Stacey Kennard Presented Testimony at Oversight Hearing on Implementation and Expansion of RTA
New York City Council
Committee on Justice System and Committee on Criminal Justice
Oversight Hearing on Implementation and Expansion of RTA
December 3, 2019
Testimony of The Bronx Defenders
By Stacey Kennard, Team Leader and Adolescent Defense Project Attorney,
Criminal Defense Practice
The Bronx Defenders forms relationships with hundreds of young clients every year. The team of specialized advocates comprising the Adolescent Defense Project (ADP) includes criminal defense attorneys, social workers, and an education attorney. We represent adolescent clients aged 17 and younger who are charged as adults, primarily young people charged with felonies as Adolescent Offenders and Juvenile Offenders.
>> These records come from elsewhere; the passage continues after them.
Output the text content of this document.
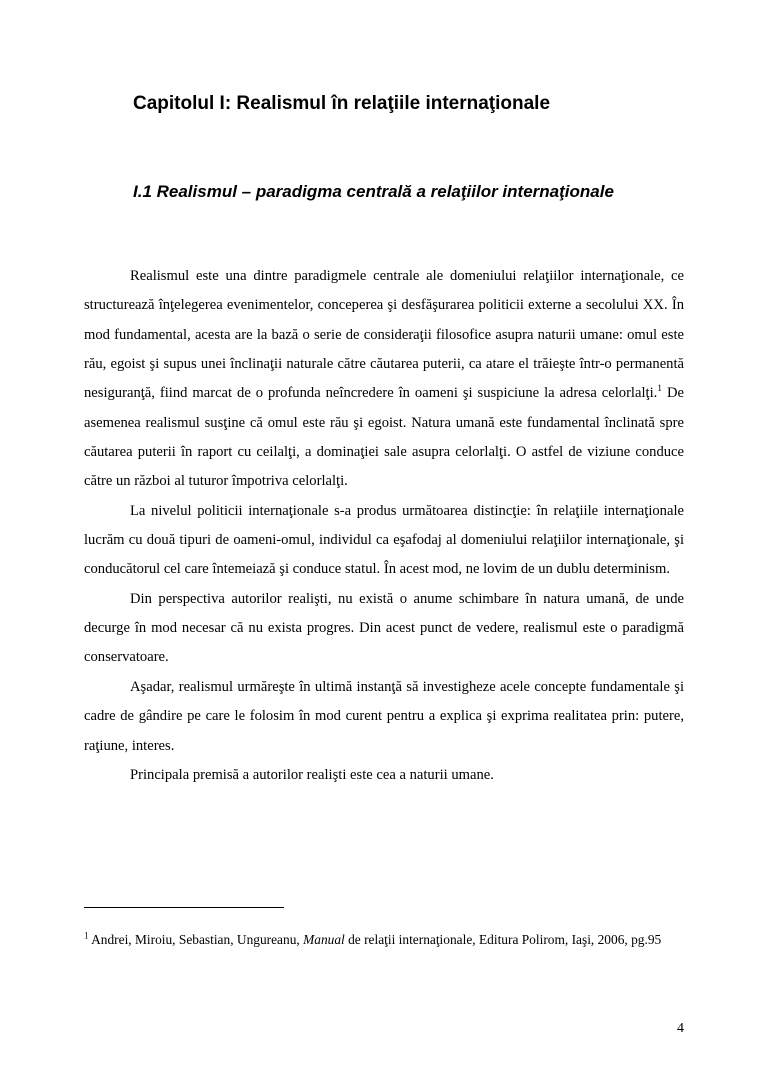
Capitolul I: Realismul în relaţiile internaţionale
I.1 Realismul – paradigma centrală a relaţiilor internaţionale

Realismul este una dintre paradigmele centrale ale domeniului relaţiilor internaţionale, ce structurează înţelegerea evenimentelor, conceperea şi desfăşurarea politicii externe a secolului XX. În mod fundamental, acesta are la bază o serie de consideraţii filosofice asupra naturii umane: omul este rău, egoist şi supus unei înclinaţii naturale către căutarea puterii, ca atare el trăieşte într-o permanentă nesiguranţă, fiind marcat de o profunda neîncredere în oameni şi suspiciune la adresa celorlalţi.$^1$ De asemenea realismul susţine că omul este rău şi egoist. Natura umană este fundamental înclinată spre căutarea puterii în raport cu ceilalţi, a dominaţiei sale asupra celorlalţi. O astfel de viziune conduce către un război al tuturor împotriva celorlalţi.

La nivelul politicii internaţionale s-a produs următoarea distincţie: în relaţiile internaţionale lucrăm cu două tipuri de oameni-omul, individul ca eşafodaj al domeniului relaţiilor internaţionale, şi conducătorul cel care întemeiază şi conduce statul. În acest mod, ne lovim de un dublu determinism.

Din perspectiva autorilor realişti, nu există o anume schimbare în natura umană, de unde decurge în mod necesar că nu exista progres. Din acest punct de vedere, realismul este o paradigmă conservatoare.

Aşadar, realismul urmăreşte în ultimă instanţă să investigheze acele concepte fundamentale şi cadre de gândire pe care le folosim în mod curent pentru a explica şi exprima realitatea prin: putere, raţiune, interes.

Principala premisă a autorilor realişti este cea a naturii umane.

$^1$ Andrei, Miroiu, Sebastian, Ungureanu, Manual de relaţii internaţionale, Editura Polirom, Iaşi, 2006, pg.95
4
ADP attorneys and advocates are specialists in the Raise the Age (RTA) law and are trained to represent young people charged with felonies and misdemeanors in Criminal, Supreme, and Family Court. When our clients’ cases are removed from the Youth Part in Supreme Court to Family Court, whether on consent of the prosecution or after litigation, the same attorneys and advocates maintain continuous representation and advocacy through the resolution of delinquency cases. ADP advocates have also developed expertise in adolescent brain development, school discipline and education, and youth programs in the Bronx and across the city. The ADP team also serves as a resource for other advocates in our office working on cases involving young clients.
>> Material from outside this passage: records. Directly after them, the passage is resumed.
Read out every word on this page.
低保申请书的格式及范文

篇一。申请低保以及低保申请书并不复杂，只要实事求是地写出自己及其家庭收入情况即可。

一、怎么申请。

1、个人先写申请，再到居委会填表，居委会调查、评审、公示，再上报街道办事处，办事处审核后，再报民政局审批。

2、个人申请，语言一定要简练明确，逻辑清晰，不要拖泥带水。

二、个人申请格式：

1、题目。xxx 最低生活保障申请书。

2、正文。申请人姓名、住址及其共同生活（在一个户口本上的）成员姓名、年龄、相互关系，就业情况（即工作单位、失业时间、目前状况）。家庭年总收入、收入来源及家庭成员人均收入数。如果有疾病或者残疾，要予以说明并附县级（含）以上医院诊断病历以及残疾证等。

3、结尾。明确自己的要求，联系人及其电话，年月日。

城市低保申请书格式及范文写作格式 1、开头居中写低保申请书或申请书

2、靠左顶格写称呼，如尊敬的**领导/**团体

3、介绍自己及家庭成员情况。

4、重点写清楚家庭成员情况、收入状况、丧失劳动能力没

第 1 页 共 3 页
The number of teens charged with felonies in the Bronx has been significantly reduced since the implementation of RTA. For young people who are still impacted by the criminal legal system, however, there is significant room for improvement. This testimony will focus on the most pressing and harmful issues our adolescent clients face, including:
- Mistreatment by NYPD;
- Prolonged pre-arraignment detention;
- Disproportionate rates of detention for young people in foster care;
- Invasive questioning and presumption of guilt by the Department of Probation;
- Excessive time demands of court appearances and repeated Probation interviews; and
- Lack of transparency for ACS and the Department of Probation.
The momentous changes to our legal system for young people under RTA brings with it an opportunity to rethink the purpose of the system as a whole and, specifically, the way that we approach young people when they are accused of both the most serious and the most minor crimes.